Bir yolcunun bir diğer özelliği ise, evindeki çevresinde olan kişilerden farklı oluşudur. Onların yaşam tarzlarına, alışkanlıklarına ya da hatta tapınma şekillerine uyum göstermez. Hıristiyan yolcunun durumunda bunun anlamı, Petrus’un öğüdüne kulak vererek “canına karşı savaşan bedensel tutkulardan uzak durmasıdır.” Karakterinin çevresi tarafından eritilmesine izin vermez. O, bu dünyadadır, ama bu dünyadan değildir. Yabancı bir ülkeden o ülkenin alışkanlıklarını ve değer yargılarını kendisine uyarlamadan geçmektedir.

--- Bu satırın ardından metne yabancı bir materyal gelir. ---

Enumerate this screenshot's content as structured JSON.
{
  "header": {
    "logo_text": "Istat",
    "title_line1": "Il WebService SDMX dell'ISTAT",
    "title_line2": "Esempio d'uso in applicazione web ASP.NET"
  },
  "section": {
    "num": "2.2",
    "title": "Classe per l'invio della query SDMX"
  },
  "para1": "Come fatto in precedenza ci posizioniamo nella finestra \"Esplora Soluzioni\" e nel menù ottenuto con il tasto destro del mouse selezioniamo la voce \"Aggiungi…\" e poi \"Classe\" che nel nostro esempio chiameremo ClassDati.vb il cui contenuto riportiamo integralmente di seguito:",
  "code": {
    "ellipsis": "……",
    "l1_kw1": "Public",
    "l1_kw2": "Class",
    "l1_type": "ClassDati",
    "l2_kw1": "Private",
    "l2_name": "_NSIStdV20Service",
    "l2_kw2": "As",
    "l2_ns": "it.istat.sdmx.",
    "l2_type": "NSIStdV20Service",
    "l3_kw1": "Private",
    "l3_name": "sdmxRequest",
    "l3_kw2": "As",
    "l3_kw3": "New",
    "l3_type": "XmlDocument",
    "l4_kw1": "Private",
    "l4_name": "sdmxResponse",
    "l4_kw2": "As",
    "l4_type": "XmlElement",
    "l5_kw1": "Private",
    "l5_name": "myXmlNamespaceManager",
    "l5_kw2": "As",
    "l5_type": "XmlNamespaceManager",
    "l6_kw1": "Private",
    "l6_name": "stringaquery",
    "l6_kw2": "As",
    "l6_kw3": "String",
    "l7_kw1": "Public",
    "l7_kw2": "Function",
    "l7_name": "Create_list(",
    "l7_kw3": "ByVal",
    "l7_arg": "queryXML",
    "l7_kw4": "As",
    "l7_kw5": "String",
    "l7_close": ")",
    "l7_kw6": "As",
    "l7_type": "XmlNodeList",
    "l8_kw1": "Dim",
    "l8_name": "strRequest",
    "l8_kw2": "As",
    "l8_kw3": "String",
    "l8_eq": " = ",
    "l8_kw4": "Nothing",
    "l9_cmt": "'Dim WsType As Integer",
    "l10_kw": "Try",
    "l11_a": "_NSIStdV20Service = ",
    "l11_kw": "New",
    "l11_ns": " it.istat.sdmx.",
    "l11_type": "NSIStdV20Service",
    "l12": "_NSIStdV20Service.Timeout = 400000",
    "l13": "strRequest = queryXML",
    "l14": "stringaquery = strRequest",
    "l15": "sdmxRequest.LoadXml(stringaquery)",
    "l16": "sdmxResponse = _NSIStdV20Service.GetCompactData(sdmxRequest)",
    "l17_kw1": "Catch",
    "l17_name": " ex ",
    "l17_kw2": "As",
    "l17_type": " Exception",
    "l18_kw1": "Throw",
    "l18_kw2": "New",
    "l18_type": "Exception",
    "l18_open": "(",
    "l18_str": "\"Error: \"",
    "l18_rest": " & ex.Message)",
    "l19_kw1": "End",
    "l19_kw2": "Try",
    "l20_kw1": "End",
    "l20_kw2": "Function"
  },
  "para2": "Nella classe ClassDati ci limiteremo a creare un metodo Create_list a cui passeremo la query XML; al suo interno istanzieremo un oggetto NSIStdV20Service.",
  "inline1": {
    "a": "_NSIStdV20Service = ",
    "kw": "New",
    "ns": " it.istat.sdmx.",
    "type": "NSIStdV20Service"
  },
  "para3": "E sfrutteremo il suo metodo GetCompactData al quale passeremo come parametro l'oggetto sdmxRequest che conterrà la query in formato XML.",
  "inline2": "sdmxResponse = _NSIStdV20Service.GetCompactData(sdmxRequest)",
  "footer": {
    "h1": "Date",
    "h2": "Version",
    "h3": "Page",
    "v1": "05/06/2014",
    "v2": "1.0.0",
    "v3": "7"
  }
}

Eğer yolcu düşman bir bölgeden geçiyor ise, düşman ile anlaşma yapmama konusunda özenli davranmalıdır. Aksi takdirde, Önderine sadakatsizlik göstermiş olur. O’nun davasına ihanet etmiş sayılır.

Hıristiyan yolcu düşman bir bölgeden geçmektedir. Bu dünya, Önderimize bir çarmıh ve bir mezardan başka bir şey vermemiştir. Böyle bir dünya ile dostluk kurmak Rab İsa’ya ihanet etmektir. Mesih’in çarmıhı, dünyanın bizi tutsak ettiği her bağı kırmıştır. Dünyanın övgüsüne imrenmeyiz ya da onun suçlamasından korkmayız.

Yolcu, yolculuğundaki her günkü yürüyüşünün onu evine daha çok yaklaştırdığını bilerek destek bulur. Bir kez hedefine ulaştığı zaman, yolda karşılaştığı tüm sıkıntıları ve tehlikeleri çabucak unutacağını bilir.